Scotland’s sustainable media future discussed in the ARC

By 15 June 2022No Comments

On 9 June, just one day after the Advanced Research Centre’s (ARC) inauguration, the question of Scotland’s media future was revisited and debated in the University’s sparkling new building.

Participants came from the worlds of media regulation, government, broadcasting, the press, and innovative media ventures, along with academics from the humanities and the social sciences, from both north and south of the border. The meeting was intended to kick-start a moribund debate.

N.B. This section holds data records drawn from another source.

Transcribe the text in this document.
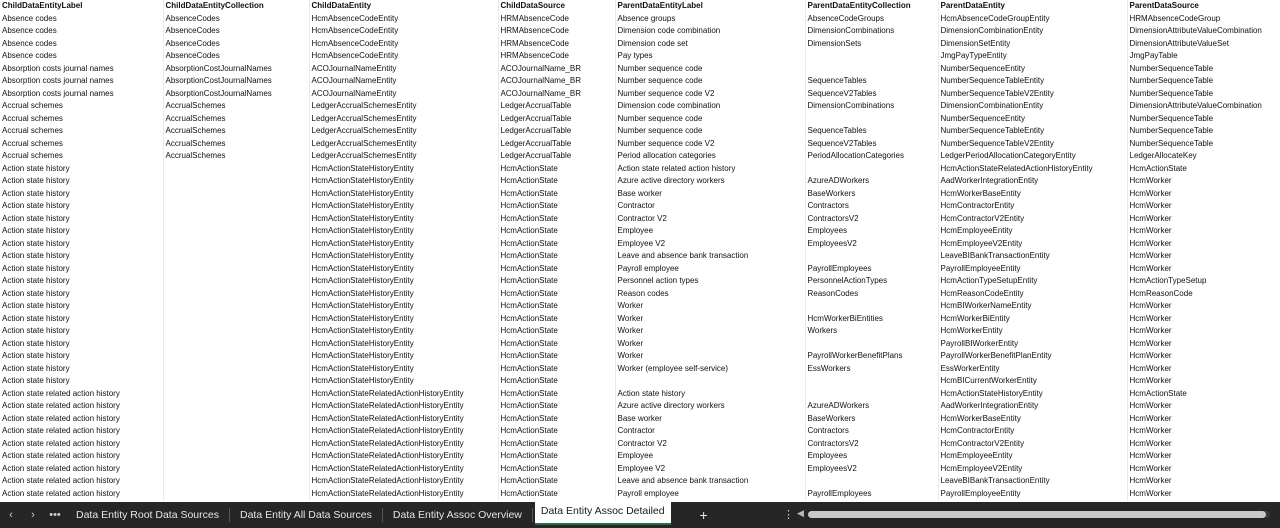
ChildDataEntityLabel	ChildDataEntityCollection	ChildDataEntity	ChildDataSource	ParentDataEntityLabel	ParentDataEntityCollection	ParentDataEntity	ParentDataSource
Absence codes	AbsenceCodes	HcmAbsenceCodeEntity	HRMAbsenceCode	Absence groups	AbsenceCodeGroups	HcmAbsenceCodeGroupEntity	HRMAbsenceCodeGroup
Absence codes	AbsenceCodes	HcmAbsenceCodeEntity	HRMAbsenceCode	Dimension code combination	DimensionCombinations	DimensionCombinationEntity	DimensionAttributeValueCombination
Absence codes	AbsenceCodes	HcmAbsenceCodeEntity	HRMAbsenceCode	Dimension code set	DimensionSets	DimensionSetEntity	DimensionAttributeValueSet
Absence codes	AbsenceCodes	HcmAbsenceCodeEntity	HRMAbsenceCode	Pay types		JmgPayTypeEntity	JmgPayTable
Absorption costs journal names	AbsorptionCostJournalNames	ACOJournalNameEntity	ACOJournalName_BR	Number sequence code		NumberSequenceEntity	NumberSequenceTable
Absorption costs journal names	AbsorptionCostJournalNames	ACOJournalNameEntity	ACOJournalName_BR	Number sequence code	SequenceTables	NumberSequenceTableEntity	NumberSequenceTable
Absorption costs journal names	AbsorptionCostJournalNames	ACOJournalNameEntity	ACOJournalName_BR	Number sequence code V2	SequenceV2Tables	NumberSequenceTableV2Entity	NumberSequenceTable
Accrual schemes	AccrualSchemes	LedgerAccrualSchemesEntity	LedgerAccrualTable	Dimension code combination	DimensionCombinations	DimensionCombinationEntity	DimensionAttributeValueCombination
Accrual schemes	AccrualSchemes	LedgerAccrualSchemesEntity	LedgerAccrualTable	Number sequence code		NumberSequenceEntity	NumberSequenceTable
Accrual schemes	AccrualSchemes	LedgerAccrualSchemesEntity	LedgerAccrualTable	Number sequence code	SequenceTables	NumberSequenceTableEntity	NumberSequenceTable
Accrual schemes	AccrualSchemes	LedgerAccrualSchemesEntity	LedgerAccrualTable	Number sequence code V2	SequenceV2Tables	NumberSequenceTableV2Entity	NumberSequenceTable
Accrual schemes	AccrualSchemes	LedgerAccrualSchemesEntity	LedgerAccrualTable	Period allocation categories	PeriodAllocationCategories	LedgerPeriodAllocationCategoryEntity	LedgerAllocateKey
Action state history		HcmActionStateHistoryEntity	HcmActionState	Action state related action history		HcmActionStateRelatedActionHistoryEntity	HcmActionState
Action state history		HcmActionStateHistoryEntity	HcmActionState	Azure active directory workers	AzureADWorkers	AadWorkerIntegrationEntity	HcmWorker
Action state history		HcmActionStateHistoryEntity	HcmActionState	Base worker	BaseWorkers	HcmWorkerBaseEntity	HcmWorker
Action state history		HcmActionStateHistoryEntity	HcmActionState	Contractor	Contractors	HcmContractorEntity	HcmWorker
Action state history		HcmActionStateHistoryEntity	HcmActionState	Contractor V2	ContractorsV2	HcmContractorV2Entity	HcmWorker
Action state history		HcmActionStateHistoryEntity	HcmActionState	Employee	Employees	HcmEmployeeEntity	HcmWorker
Action state history		HcmActionStateHistoryEntity	HcmActionState	Employee V2	EmployeesV2	HcmEmployeeV2Entity	HcmWorker
Action state history		HcmActionStateHistoryEntity	HcmActionState	Leave and absence bank transaction		LeaveBIBankTransactionEntity	HcmWorker
Action state history		HcmActionStateHistoryEntity	HcmActionState	Payroll employee	PayrollEmployees	PayrollEmployeeEntity	HcmWorker
Action state history		HcmActionStateHistoryEntity	HcmActionState	Personnel action types	PersonnelActionTypes	HcmActionTypeSetupEntity	HcmActionTypeSetup
Action state history		HcmActionStateHistoryEntity	HcmActionState	Reason codes	ReasonCodes	HcmReasonCodeEntity	HcmReasonCode
Action state history		HcmActionStateHistoryEntity	HcmActionState	Worker		HcmBIWorkerNameEntity	HcmWorker
Action state history		HcmActionStateHistoryEntity	HcmActionState	Worker	HcmWorkerBiEntities	HcmWorkerBiEntity	HcmWorker
Action state history		HcmActionStateHistoryEntity	HcmActionState	Worker	Workers	HcmWorkerEntity	HcmWorker
Action state history		HcmActionStateHistoryEntity	HcmActionState	Worker		PayrollBIWorkerEntity	HcmWorker
Action state history		HcmActionStateHistoryEntity	HcmActionState	Worker	PayrollWorkerBenefitPlans	PayrollWorkerBenefitPlanEntity	HcmWorker
Action state history		HcmActionStateHistoryEntity	HcmActionState	Worker (employee self-service)	EssWorkers	EssWorkerEntity	HcmWorker
Action state history		HcmActionStateHistoryEntity	HcmActionState			HcmBICurrentWorkerEntity	HcmWorker
Action state related action history		HcmActionStateRelatedActionHistoryEntity	HcmActionState	Action state history		HcmActionStateHistoryEntity	HcmActionState
Action state related action history		HcmActionStateRelatedActionHistoryEntity	HcmActionState	Azure active directory workers	AzureADWorkers	AadWorkerIntegrationEntity	HcmWorker
Action state related action history		HcmActionStateRelatedActionHistoryEntity	HcmActionState	Base worker	BaseWorkers	HcmWorkerBaseEntity	HcmWorker
Action state related action history		HcmActionStateRelatedActionHistoryEntity	HcmActionState	Contractor	Contractors	HcmContractorEntity	HcmWorker
Action state related action history		HcmActionStateRelatedActionHistoryEntity	HcmActionState	Contractor V2	ContractorsV2	HcmContractorV2Entity	HcmWorker
Action state related action history		HcmActionStateRelatedActionHistoryEntity	HcmActionState	Employee	Employees	HcmEmployeeEntity	HcmWorker
Action state related action history		HcmActionStateRelatedActionHistoryEntity	HcmActionState	Employee V2	EmployeesV2	HcmEmployeeV2Entity	HcmWorker
Action state related action history		HcmActionStateRelatedActionHistoryEntity	HcmActionState	Leave and absence bank transaction		LeaveBIBankTransactionEntity	HcmWorker
Action state related action history		HcmActionStateRelatedActionHistoryEntity	HcmActionState	Payroll employee	PayrollEmployees	PayrollEmployeeEntity	HcmWorker
‹	›	•••	Data Entity Root Data Sources	Data Entity All Data Sources	Data Entity Assoc Overview	Data Entity Assoc Detailed	+	⋮ ◀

With free-flowing discussion under the Chatham House Rule, the agenda moved from questions of organisation and policy to those of the role of sentiment and lack of trust in the changing media ecology. The Rule means that what was said can’t be attributed to individuals. But there was a widely shared sense that overwhelming concern with the constitutional question – regarding Scotland’s place inside or outwith the Union –  has overshadowed the prospect of productive new thinking. Moreover, there was also a strongly articulated view that the present media order was increasingly exhausted in the digital era, that rear-guard actions were now attempting to safeguard a heavily beleaguered public interest, and therefore that the urgent rebuilding of a new, cross-generational, civic awareness was imperative to inform future policy, institutional developments, and broker a new deal for citizens.

A cross-College venture, this initiative was right in line with the ARC’s aspirational agenda to break down barriers and envisage new futures.

The organisers of this new collaboration were CREATe Deputy Director Professor Philip Schlesinger, Dr Catherine Happer, Dr Dominic Hinde and Dr Hayes Mabweazara (Sociology) and Dr Ana Langer (Politics).